14. The section as set forth in claim 13, wherein said liner has a micro-perforated face sheet.

15. The section as set forth in claim 14, wherein said face sheet has a thickness, and a diameter of holes in said face sheet is selected to be less than or equal to about 0.3 of the thickness.

16. The section as set forth in claim 15, wherein holes in the face sheet result in at least about 5% of a surface area of the material.

17. The section as set forth in claim 14, wherein holes in the sheet result in at least about 5% of a surface area of the material.

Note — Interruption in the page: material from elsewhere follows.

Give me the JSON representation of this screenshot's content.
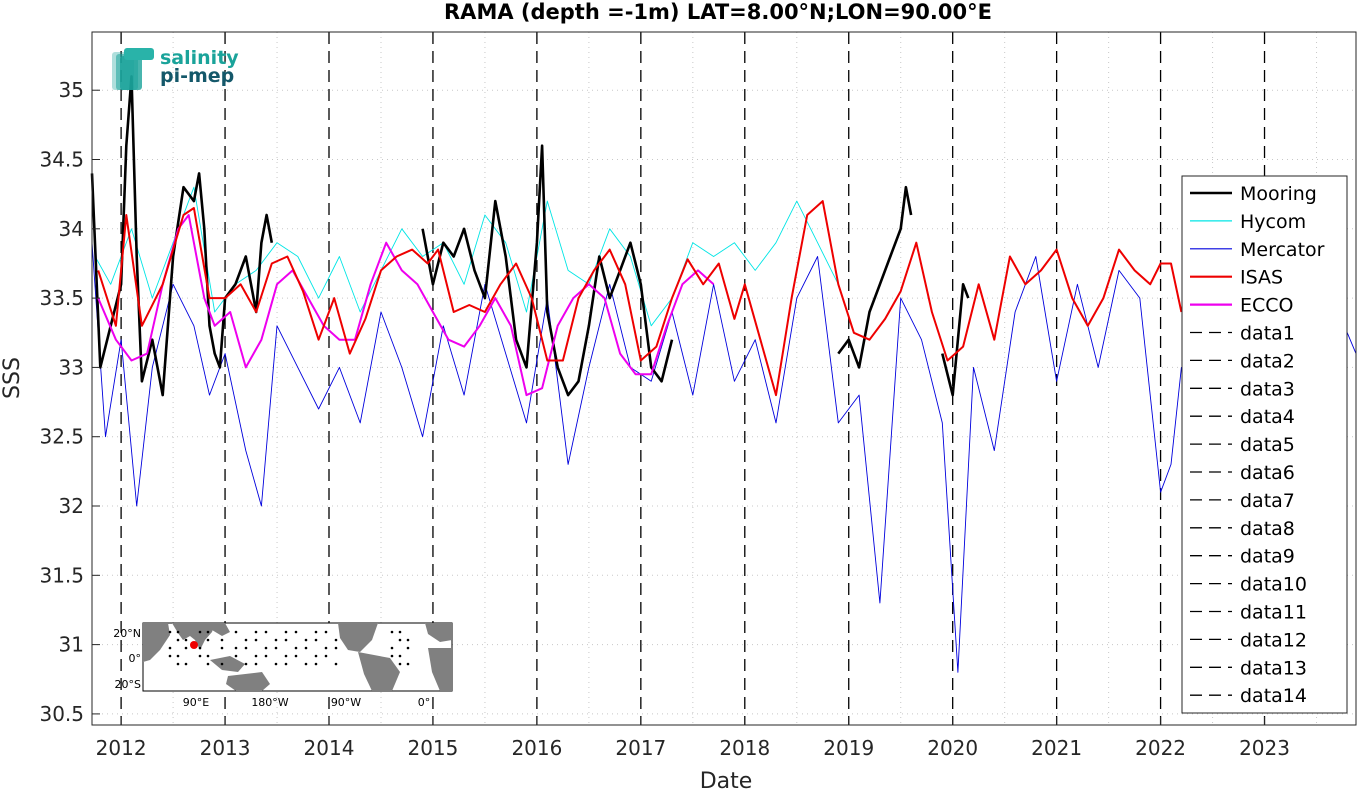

18. A gas turbine engine comprising:

a fan having a rotor with fan blades;

a compression section including a first compressor section and a second compressor section;

a combustion section;

a turbine section including a first turbine section associated with said first compressor section, and a second turbine section associated with said second compressor section, and said first turbine section rotating at a higher speed than said second turbine section, and said second turbine section driving said fan rotor and said second compressor section, with a gear reduction positioned to reduce a speed of said fan rotor relative to a speed of said second compressor section;

a plurality of exit guide vanes positioned downstream of said fan rotor; and

a ratio of the number of exit guide vanes to the number of fan blades being below a critical value such that there is the potential for noise to be “cut-on” and said exit guide vanes being provided with an acoustic feature to address resultant sound from interaction of wakes from said fan blades across said exit guide vanes.

19. The gas turbine engine as set forth in claim 18, wherein said acoustic feature is said exit guide vanes have at least one of lean and sweep.

20. The gas turbine engine as set forth in claim 18, wherein said acoustic feature is the provision of an acoustic micro-perforated face sheet.